Credentials Display

Christie Raymond, OTD, OTR/L; Susan Zapf, PhD, OTR/L, BCP, ATP; Ellen Hudgins, OTD, OTR/L


Background: This case report aims to inform the occupational therapist and other health care professionals of documentation best practices.

Method: This qualitative case report uses an exploratory approach to compare the quality of one participant’s handwritten documentation to her electronic documentation. Outcome measures include the Accuracy Rationale Completeness (ARC) Audit to score the quality of the notes and quantity of words, and an informal discussion with the participant about her experiences using both types of documentation.

Results: The participant’s 25 handwritten notes scored a sum of 321 and the 25 electronic notes scored a sum of 517 out of 650 possible points on the ARC Audit, indicating a 61% overall improvement in scores for electronic notes. All 13 attributes of the ARC Audit indicated a higher score for electronic documentation. The participant wrote 333% more words and reported that she saved up to 10 min per note using the electronic health record system.

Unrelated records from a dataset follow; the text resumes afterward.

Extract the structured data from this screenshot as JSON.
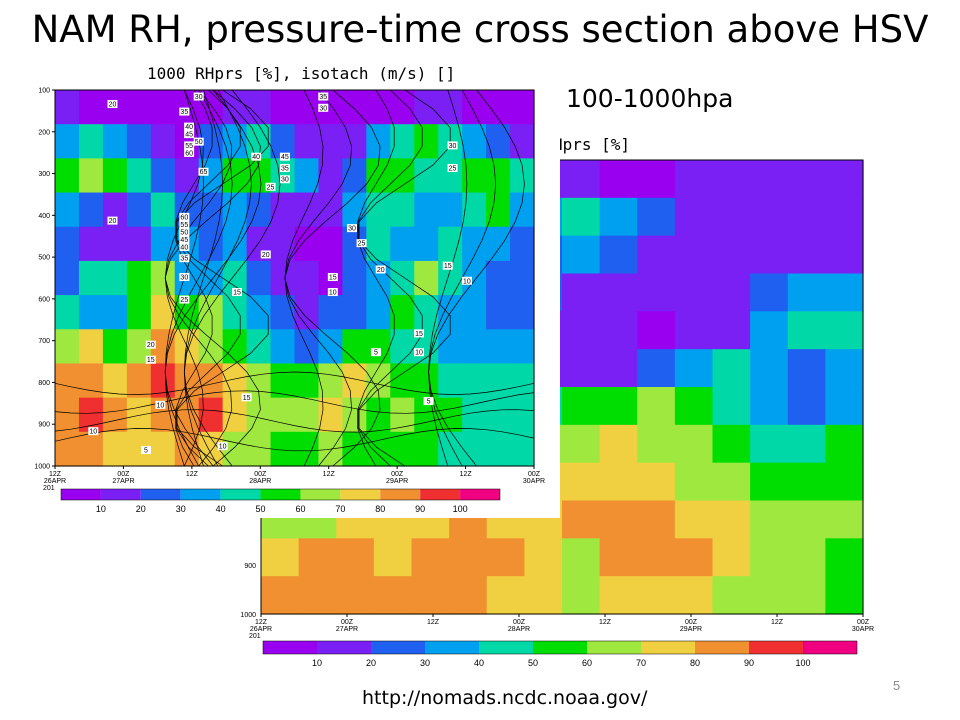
{
  "slide": {
    "title": "NAM RH, pressure-time cross section above HSV",
    "pressure_note": "100-1000hpa",
    "url": "http://nomads.ncdc.noaa.gov/",
    "slide_number": "5"
  },
  "palette": [
    "#9a00f0",
    "#7a20f5",
    "#2060f0",
    "#00a0f0",
    "#00d8a8",
    "#00dd00",
    "#9ee840",
    "#f0d040",
    "#f09030",
    "#f03030",
    "#f00080"
  ],
  "chart_data": [
    {
      "type": "heatmap",
      "title": "1000 RHprs [%], isotach (m/s) []",
      "yticks": [
        "100",
        "200",
        "300",
        "400",
        "500",
        "600",
        "700",
        "800",
        "900",
        "1000"
      ],
      "xticks": [
        {
          "time": "12Z",
          "date": "26APR"
        },
        {
          "time": "00Z",
          "date": "27APR"
        },
        {
          "time": "12Z",
          "date": ""
        },
        {
          "time": "00Z",
          "date": "28APR"
        },
        {
          "time": "12Z",
          "date": ""
        },
        {
          "time": "00Z",
          "date": "29APR"
        },
        {
          "time": "12Z",
          "date": ""
        },
        {
          "time": "00Z",
          "date": "30APR"
        }
      ],
      "year_label": "201",
      "colorbar_ticks": [
        "10",
        "20",
        "30",
        "40",
        "50",
        "60",
        "70",
        "80",
        "90",
        "100"
      ],
      "isotach_labels": [
        {
          "v": "20",
          "x": 0.12,
          "y": 0.04
        },
        {
          "v": "30",
          "x": 0.3,
          "y": 0.02
        },
        {
          "v": "35",
          "x": 0.27,
          "y": 0.06
        },
        {
          "v": "40",
          "x": 0.28,
          "y": 0.1
        },
        {
          "v": "45",
          "x": 0.28,
          "y": 0.12
        },
        {
          "v": "50",
          "x": 0.3,
          "y": 0.14
        },
        {
          "v": "55",
          "x": 0.28,
          "y": 0.15
        },
        {
          "v": "60",
          "x": 0.28,
          "y": 0.17
        },
        {
          "v": "35",
          "x": 0.56,
          "y": 0.02
        },
        {
          "v": "30",
          "x": 0.56,
          "y": 0.05
        },
        {
          "v": "40",
          "x": 0.42,
          "y": 0.18
        },
        {
          "v": "45",
          "x": 0.48,
          "y": 0.18
        },
        {
          "v": "35",
          "x": 0.48,
          "y": 0.21
        },
        {
          "v": "30",
          "x": 0.48,
          "y": 0.24
        },
        {
          "v": "65",
          "x": 0.31,
          "y": 0.22
        },
        {
          "v": "25",
          "x": 0.45,
          "y": 0.26
        },
        {
          "v": "30",
          "x": 0.83,
          "y": 0.15
        },
        {
          "v": "25",
          "x": 0.83,
          "y": 0.21
        },
        {
          "v": "20",
          "x": 0.12,
          "y": 0.35
        },
        {
          "v": "60",
          "x": 0.27,
          "y": 0.34
        },
        {
          "v": "55",
          "x": 0.27,
          "y": 0.36
        },
        {
          "v": "50",
          "x": 0.27,
          "y": 0.38
        },
        {
          "v": "45",
          "x": 0.27,
          "y": 0.4
        },
        {
          "v": "40",
          "x": 0.27,
          "y": 0.42
        },
        {
          "v": "35",
          "x": 0.27,
          "y": 0.45
        },
        {
          "v": "30",
          "x": 0.27,
          "y": 0.5
        },
        {
          "v": "25",
          "x": 0.27,
          "y": 0.56
        },
        {
          "v": "30",
          "x": 0.62,
          "y": 0.37
        },
        {
          "v": "25",
          "x": 0.64,
          "y": 0.41
        },
        {
          "v": "20",
          "x": 0.44,
          "y": 0.44
        },
        {
          "v": "15",
          "x": 0.38,
          "y": 0.54
        },
        {
          "v": "20",
          "x": 0.68,
          "y": 0.48
        },
        {
          "v": "15",
          "x": 0.58,
          "y": 0.5
        },
        {
          "v": "10",
          "x": 0.58,
          "y": 0.54
        },
        {
          "v": "15",
          "x": 0.82,
          "y": 0.47
        },
        {
          "v": "10",
          "x": 0.86,
          "y": 0.51
        },
        {
          "v": "20",
          "x": 0.2,
          "y": 0.68
        },
        {
          "v": "15",
          "x": 0.2,
          "y": 0.72
        },
        {
          "v": "15",
          "x": 0.76,
          "y": 0.65
        },
        {
          "v": "10",
          "x": 0.76,
          "y": 0.7
        },
        {
          "v": "5",
          "x": 0.67,
          "y": 0.7
        },
        {
          "v": "10",
          "x": 0.22,
          "y": 0.84
        },
        {
          "v": "15",
          "x": 0.4,
          "y": 0.82
        },
        {
          "v": "5",
          "x": 0.78,
          "y": 0.83
        },
        {
          "v": "10",
          "x": 0.08,
          "y": 0.91
        },
        {
          "v": "5",
          "x": 0.19,
          "y": 0.96
        },
        {
          "v": "10",
          "x": 0.35,
          "y": 0.95
        }
      ],
      "rh_grid": [
        [
          10,
          8,
          6,
          5,
          4,
          6,
          9,
          12,
          10,
          6,
          4,
          3,
          4,
          6,
          9,
          11,
          10,
          8,
          6,
          5
        ],
        [
          35,
          45,
          30,
          20,
          10,
          8,
          20,
          35,
          40,
          25,
          15,
          10,
          12,
          30,
          45,
          50,
          40,
          30,
          25,
          15
        ],
        [
          55,
          60,
          50,
          45,
          20,
          15,
          30,
          50,
          55,
          40,
          30,
          15,
          25,
          50,
          55,
          45,
          40,
          55,
          50,
          40
        ],
        [
          30,
          20,
          15,
          25,
          40,
          25,
          20,
          30,
          20,
          15,
          10,
          10,
          35,
          45,
          40,
          30,
          35,
          40,
          50,
          30
        ],
        [
          20,
          15,
          12,
          15,
          35,
          30,
          25,
          35,
          15,
          10,
          8,
          6,
          25,
          40,
          35,
          30,
          45,
          35,
          30,
          25
        ],
        [
          25,
          40,
          45,
          55,
          60,
          35,
          30,
          40,
          20,
          12,
          10,
          8,
          20,
          35,
          45,
          60,
          40,
          30,
          25,
          20
        ],
        [
          40,
          35,
          30,
          55,
          75,
          55,
          60,
          45,
          30,
          20,
          15,
          20,
          25,
          35,
          50,
          45,
          35,
          30,
          28,
          25
        ],
        [
          60,
          70,
          55,
          60,
          80,
          75,
          65,
          55,
          45,
          30,
          25,
          35,
          50,
          55,
          45,
          40,
          38,
          35,
          30,
          30
        ],
        [
          85,
          85,
          70,
          80,
          90,
          85,
          80,
          70,
          60,
          50,
          55,
          65,
          70,
          60,
          55,
          50,
          48,
          45,
          40,
          40
        ],
        [
          88,
          90,
          85,
          75,
          80,
          85,
          90,
          75,
          65,
          60,
          65,
          70,
          60,
          58,
          62,
          55,
          52,
          48,
          45,
          42
        ],
        [
          85,
          80,
          75,
          70,
          75,
          80,
          70,
          65,
          60,
          55,
          58,
          62,
          55,
          50,
          52,
          50,
          48,
          45,
          42,
          40
        ]
      ]
    },
    {
      "type": "heatmap",
      "title": "Hprs [%]",
      "yticks": [
        "900",
        "1000"
      ],
      "xticks": [
        {
          "time": "12Z",
          "date": "26APR"
        },
        {
          "time": "00Z",
          "date": "27APR"
        },
        {
          "time": "12Z",
          "date": ""
        },
        {
          "time": "00Z",
          "date": "28APR"
        },
        {
          "time": "12Z",
          "date": ""
        },
        {
          "time": "00Z",
          "date": "29APR"
        },
        {
          "time": "12Z",
          "date": ""
        },
        {
          "time": "00Z",
          "date": "30APR"
        }
      ],
      "year_label": "201",
      "colorbar_ticks": [
        "10",
        "20",
        "30",
        "40",
        "50",
        "60",
        "70",
        "80",
        "90",
        "100"
      ],
      "rh_grid": [
        [
          12,
          10,
          8,
          8,
          10,
          12,
          14,
          12,
          10,
          8,
          8,
          10,
          12,
          14,
          12,
          10
        ],
        [
          15,
          30,
          45,
          40,
          25,
          20,
          15,
          35,
          45,
          35,
          20,
          15,
          12,
          14,
          16,
          14
        ],
        [
          18,
          40,
          50,
          30,
          45,
          55,
          40,
          25,
          30,
          25,
          15,
          12,
          10,
          15,
          18,
          16
        ],
        [
          20,
          25,
          30,
          45,
          55,
          40,
          30,
          20,
          15,
          12,
          10,
          10,
          12,
          20,
          35,
          30
        ],
        [
          25,
          20,
          35,
          50,
          45,
          30,
          20,
          15,
          12,
          10,
          8,
          10,
          15,
          30,
          45,
          40
        ],
        [
          30,
          25,
          30,
          25,
          20,
          15,
          12,
          10,
          12,
          15,
          20,
          30,
          40,
          35,
          20,
          30
        ],
        [
          20,
          15,
          20,
          25,
          30,
          35,
          40,
          45,
          50,
          55,
          60,
          50,
          40,
          30,
          25,
          35
        ],
        [
          15,
          12,
          15,
          25,
          35,
          45,
          50,
          60,
          65,
          70,
          65,
          60,
          55,
          45,
          40,
          50
        ],
        [
          40,
          45,
          50,
          55,
          60,
          65,
          70,
          72,
          75,
          72,
          70,
          65,
          60,
          55,
          50,
          55
        ],
        [
          60,
          65,
          70,
          75,
          78,
          80,
          78,
          75,
          80,
          85,
          82,
          78,
          72,
          68,
          62,
          60
        ],
        [
          75,
          80,
          85,
          78,
          82,
          85,
          80,
          70,
          68,
          80,
          85,
          80,
          72,
          65,
          60,
          58
        ],
        [
          80,
          85,
          82,
          80,
          85,
          80,
          75,
          70,
          65,
          70,
          75,
          72,
          68,
          62,
          60,
          58
        ]
      ]
    }
  ]
}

Conclusion: This case report illustrates that the participant produced more accurate and comprehensive documentation, including improved clinical reasoning and rationale for therapy services in less time when using an electronic health record system.


The primary author acknowledges that she is the developer of the EasySteps electronic health record system; however, the ARC Audit used to score the notes was based on AOTA Guidelines for Documentation of Occupational Therapy.